# Makeup sealer: Ben Nye Liquiset or Final Seal



## ColourMyDreams (Jun 14, 2006)

I was wondering if anyone has used either on their face?

If yes, which?  If you know both, whats the difference?

Is it for non-pro use?  I'm thinking of using it for my makeup for an upcoming wedding (not mine).

Also, is there and downside to using it?  Such as breakouts, etc.

Thanks!


----------



## martygreene (Jun 14, 2006)

The downside to sealers is that they make the skin feel tight- the way it does when you get hairspray on it. Final Seal is formulated to cause the least of this, and is designed as a spray applied after completing makeup. LiquiSet is more a mixing medium for creating a liquid from a powder or creme, which sets itself. 

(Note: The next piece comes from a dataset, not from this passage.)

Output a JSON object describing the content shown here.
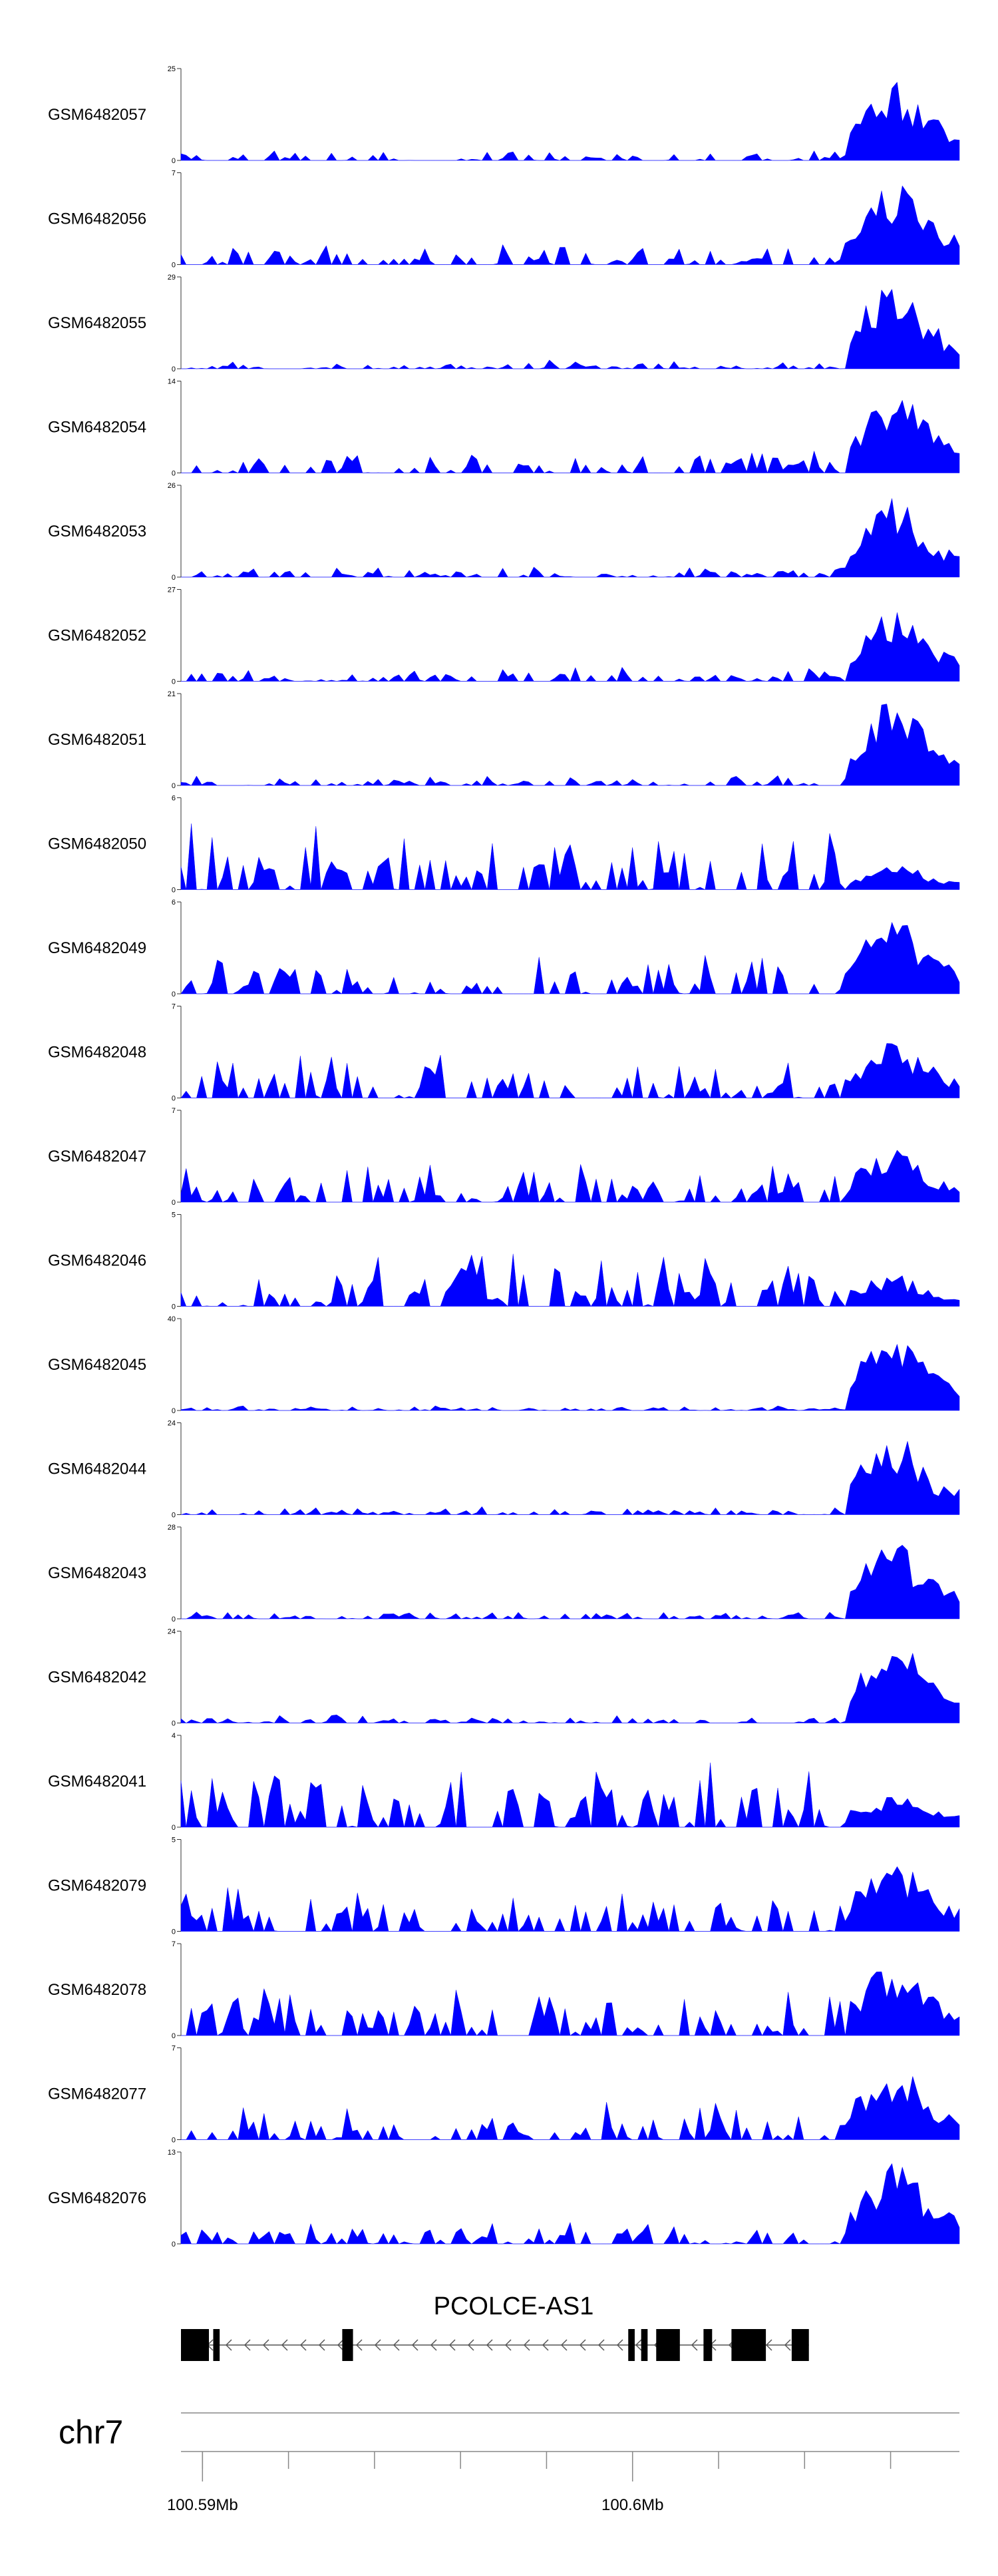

I generally don't use a sealer on non-theatrical applications, and when I do use a sealer I use Green Marble SeLr, available from Premiere Products, Inc.


----------



## Cinci (Jul 26, 2008)

well I know that this was asked way long ago.. but incase anyone else was wondering about this (as i was).. I came accross this link that was very helpful..
Ben Nye LiquiSet

Incase there that link is no longer working: 

"*LiquiSet* is an excellent mixing and setting agent for magicales, Lumiere, Color Cakes and Cake Eye Liner. LiquiSet provides a smudge and water resistant finish, yet won't "seal" makeup into its container. Still works great as a thinning agent for MagiColor Liquid Paint! 
*Final Seal:* This popular sealer keeps makeup waterproof and in place for hours. Spray over powdered creme, clown makeup and special effects designs for a lasting finish. Final seal may also be used as a mixing agent for Lumiere. Artist and performers appreciate the no clod spray matte finish and light mint fragrance. Take precaution around eye area and on sensitive skin. Remove with Hydra Cleanse. " - from makeupmania.com, link posted above


----------



## Renee (Jul 26, 2008)

I use this for all my brides and special occassion makeup clients. They love how the makeup stays on throughout their event. I will be using it for my wedding!


----------



## reesesilverstar (Jul 27, 2008)

I've got both.

Liquiset I use as mixing medium, eyeliner converter, make powders into liquids, basically. 

Final seal, I use as my makeup sealer. It doesn't make my pores feel tight or anything. It just makes everything stay in place.


----------